You will see that, apart from the quoted sections, those two paragraphs do not contain the offending verb at all; and notice how much more deliberate and less confrontational the words come across. Not that everyone will find it easy to communicate in a way that omits such a fundamental piece of such a widely adopted language, but I have managed it in this paragraph, and it does feel rather good – wholesome even. You could go further and explore an even more naturalised form of English (if you speak that language) – E-Primitive – which Willem Larsen has written about in this piece (see link); again, exceptionally difficult for someone deeply encultured by civilization, but a fascinating concept.
Now, I have no experience of the impact such a way of speaking is likely to have in practice and it may be that simply eliminating the verb “to be” will be nothing more than a talking point – nevertheless, even as a talking point it raises important issues about the nature of our relationships with the rest of nature and between each other; and it may trigger a change in the nature of these relationships…
Now we have the basic tools for undermining the civilised theft of language (and don’t forget, there is no reason such activities should be limited to English – I just don’t have the linguistic capabilities to take this on) we need to explore a range of different environments in which they can be used.
As a method of Undermining, the aim of this task is to tip the balance back towards natural, uncivilised language; therefore it is not just a case of taking a neutral viewpoint, but instead using words and word structures in the opposite sense to that desired by the civilised world. This is where the risk comes in for those in a professional capacity, for if you are in one of the roles that can potentially change attitudes in this area – such as a journalist, teacher, broadcaster or politician (ok, maybe not a politician) – then you are also subject to a range of highly oppressive social norms: you have to speak, write and behave in a certain way. Step outside of these norms and you risk your position and, more importantly, your potential to be influential.
I do understand that this may seem a controversial position to take, but I take the view that if we didn’t have the problems we currently face, then we wouldn’t need to use the methods that are often necessary. A teacher or journalist can use their, albeit civilised, position to make a real difference – at least while they are permitted to. If you hold a position of influence with regards to the way people use language, then your act of using “civilised” in a negative sense, or your refusal to describe a frenzied attack as “wild” or “savage” is a powerful act indeed.
There are all sorts of actions possible besides merely speaking one-to-one – here are a few suggestions, which I will be delighted to add to should anyone suggest them to me:
Teach in E-Prime: Very tricky without practice or a lesson script, but then you could tell your students that you are doing it, why you are doing it, and ask them to help out with the “experiment”. Don’t forget to involve your trusted colleagues in your “experiment” too.

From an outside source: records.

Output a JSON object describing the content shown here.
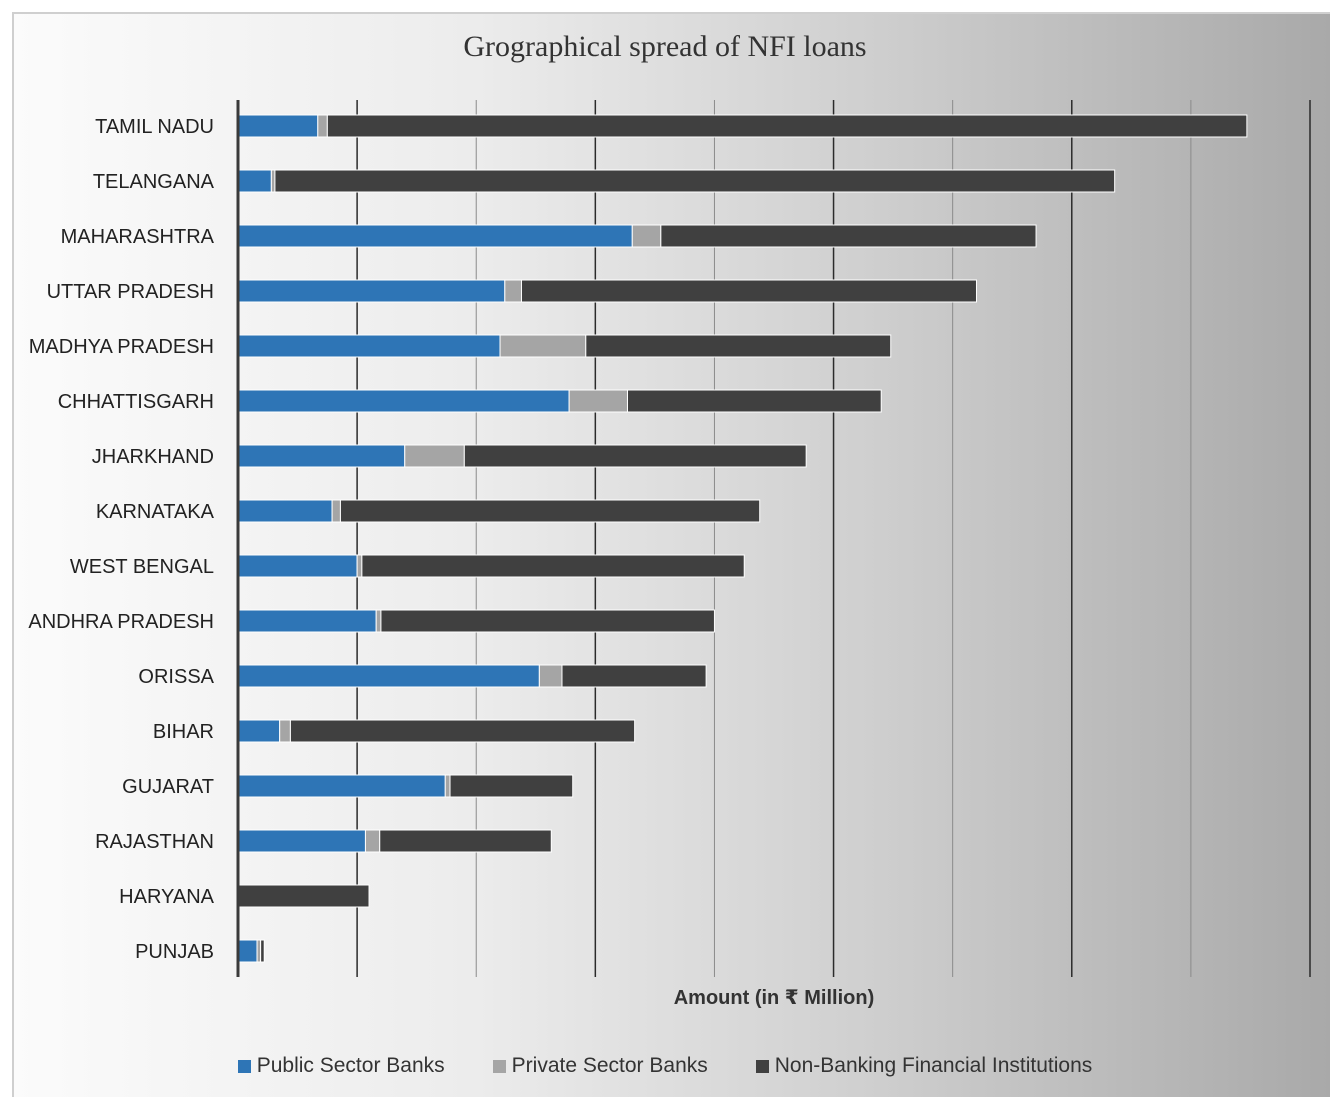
{
  "chart_data": {
    "type": "bar",
    "orientation": "horizontal",
    "stacked": true,
    "title": "Grographical spread of NFI loans",
    "xlabel": "Amount (in ₹  Million)",
    "ylabel": "",
    "xlim": [
      0,
      4500
    ],
    "grid": true,
    "legend_position": "bottom",
    "categories": [
      "TAMIL NADU",
      "TELANGANA",
      "MAHARASHTRA",
      "UTTAR PRADESH",
      "MADHYA PRADESH",
      "CHHATTISGARH",
      "JHARKHAND",
      "KARNATAKA",
      "WEST BENGAL",
      "ANDHRA PRADESH",
      "ORISSA",
      "BIHAR",
      "GUJARAT",
      "RAJASTHAN",
      "HARYANA",
      "PUNJAB"
    ],
    "series": [
      {
        "name": "Public Sector Banks",
        "color": "#2e75b6",
        "values": [
          335,
          140,
          1655,
          1120,
          1100,
          1390,
          700,
          395,
          500,
          580,
          1265,
          175,
          870,
          535,
          0,
          80
        ]
      },
      {
        "name": "Private Sector Banks",
        "color": "#a5a5a5",
        "values": [
          40,
          15,
          120,
          70,
          360,
          245,
          250,
          35,
          20,
          20,
          95,
          45,
          20,
          60,
          0,
          15
        ]
      },
      {
        "name": "Non-Banking Financial Institutions",
        "color": "#404040",
        "values": [
          3860,
          3525,
          1575,
          1910,
          1280,
          1065,
          1435,
          1760,
          1605,
          1400,
          605,
          1445,
          515,
          720,
          550,
          15
        ]
      }
    ]
  }
}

Read the news, substituting natural words for those in the script: How far you can get away with this depends on the nature of the reports, but maybe no-one will even notice, except subconsciously.
Write articles that turn word meanings around: This will almost certainly go against the editorial policy you are subject to, but you could always claim you slipped up when referring to workers as “wage slaves” or consumers as “economic units”.
Refuse to follow any script that uses civilised meanings or conventions: When I was a McDonalds wage slave, in the early 1990s, I refused to say, “How may I help you Sir / Madam”. Firstly, I objected to using the submissive personal title; secondly, I substituted “may” with “can”, as I explained that anyone coming into the place obviously wanted to buy something! Needless to say I was taken off till work, but it was quite enjoyable while it lasted.
Make editorial changes to articles or news: If you are a sub-editor for a small newspaper or magazine – you are much more likely to avoid editorial oversight with small titles – then you will have considerable licence to edit down and change submitted pieces in an uncivilised way. A good editor could get away with stripping out every pro-civilization word without being noticed; a really good editor can tip the balance the other way…
While the sword may be mightier than the pen when face-to-face in a duel, there is an awful lot you can change simply by minding your language. And what could be more empowering than wresting control from the machine of the words that are rightfully yours to use how you see fit?